Richard’s first job was working at a newspaper when he was 13 years old. Other places of employment throughout his lifetime included American District Telegraph, Judd and Detweiler Printing Firm, Salvation Army, ADT Alarms, correction facilities, bars, gas stations, swimming pools, a demolition company, an automotive repair shop, a magazine factory, and a law enforcement agency. Richard also served in the United States Navy and was honorably discharged.
For the first 59 years of his life, Richard lived in the Hyattsville, Maryland, and Washington, D.C., areas.
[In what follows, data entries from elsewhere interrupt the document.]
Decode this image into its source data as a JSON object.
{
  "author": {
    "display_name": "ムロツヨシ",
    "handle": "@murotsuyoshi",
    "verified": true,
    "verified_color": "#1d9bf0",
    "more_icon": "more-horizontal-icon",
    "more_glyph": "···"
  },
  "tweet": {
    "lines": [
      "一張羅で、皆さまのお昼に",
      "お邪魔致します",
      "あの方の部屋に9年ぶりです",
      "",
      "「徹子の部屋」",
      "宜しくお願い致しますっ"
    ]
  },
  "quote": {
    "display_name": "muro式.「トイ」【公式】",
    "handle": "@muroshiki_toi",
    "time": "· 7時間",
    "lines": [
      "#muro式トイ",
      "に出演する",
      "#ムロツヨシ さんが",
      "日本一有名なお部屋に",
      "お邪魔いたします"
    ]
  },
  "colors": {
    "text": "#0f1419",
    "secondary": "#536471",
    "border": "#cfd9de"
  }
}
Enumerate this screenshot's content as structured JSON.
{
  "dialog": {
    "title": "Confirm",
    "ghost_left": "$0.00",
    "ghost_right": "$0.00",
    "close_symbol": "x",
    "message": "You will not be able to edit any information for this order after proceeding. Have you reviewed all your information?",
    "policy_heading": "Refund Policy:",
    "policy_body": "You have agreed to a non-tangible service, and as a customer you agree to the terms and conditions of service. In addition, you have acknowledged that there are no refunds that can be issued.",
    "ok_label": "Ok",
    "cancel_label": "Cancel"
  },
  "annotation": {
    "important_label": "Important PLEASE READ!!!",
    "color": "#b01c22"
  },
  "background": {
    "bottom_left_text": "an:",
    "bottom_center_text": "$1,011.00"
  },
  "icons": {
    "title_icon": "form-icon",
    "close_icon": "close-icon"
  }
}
In early August of 2005, Bill found Richard and brought him back to Minnesota. Richard would say he was “absolutely shocked,” and he “felt fantastic” when Bill showed up. Richard truly felt his brother rescued him and saved his life.
Richard was placed in Riverside Board and Lodge in McIntosh, MN, on September 9, 2005. He lived at “the house” until it closed on November 24, 2021. After a couple of weeks stay at Bethany Assisted Living in Fosston, Richard made what would become his final move to McIntosh Living Center on December 7, 2021.
Richard enjoyed telling stories, showing hot rod cars, tinkering with the guitar (he even played in a band), watching old movies (especially westerns), playing tricks on people, eating a great burger (with his favorite being a “Mighty Mo” triple-decker hamburger from the now defunct Hot Shoppes drive-in restaurants back in D.C.), drinking coffee, eating squirrel nut zipper chews candy (a bite-size vanilla caramel with peanuts wrapped in wax paper) and cotton candy (he definitely had a sweet tooth), watching lava lights, and cheering for the Washington Redskins. Richard liked the color blue, and he fiercely loved animals, especially his childhood white and black spotted terrier, Micky, and his brother’s shih tzu, Angel.
Richard will be remembered for his charming and friendly ways, his authentic D.C. accent, his Brock dimples, his inquisitiveness (he was known to wander off in stores and would be found reading labels; he also preferred walking around the restaurant rather than sitting in his seat), his resilience (despite many physical and mental health challenges), his mischievousness (of which he was very proud), his story about placing copper pennies on the railroad tracks, and his trademark question to almost everyone he encountered, “Have you ever had jailhouse cocoa?” (Jailhouse cocoa is a Three Musketeers bar melted in hot water.)
Richard Joseph Brock passed away after a brief illness on December 21, 2022, at McIntosh Senior Living Center with his sister-in-law, MaryJane, by his side.
Richard is survived by one daughter, Kimberly Ann (Brock) Jamer and her family, Savage, MN. Richard was delighted that he and Kimberly were born on the same day in the same city (exactly 23 years apart) and shared this interesting fact often. In the fall of 2018, MaryJane arranged a surprise meeting, and after almost 50 years, Richard reunited with Kimberly. The reunion would be one of the highlights of his life. In Richard’s words, “I couldn’t believe it…what a beautiful ending to the story.”
Richard is also survived by his sister-in-law, MaryJane Kurpius-Brock, Crookston, MN, his nieces, Larissa Kurpius-Brock, Crookston, MN, and Marinda Kurpius-Brock, Aliso Viejo, CA, his great-niece, Kendra Strommen, Crookston, MN, and his long-time care-givers and close friends, Gordy and Cindy Ostenaa, McIntosh, MN. Richard is preceded in death by his parents, his grandparents, and “his hero”, brother Bill Kurpius-Brock.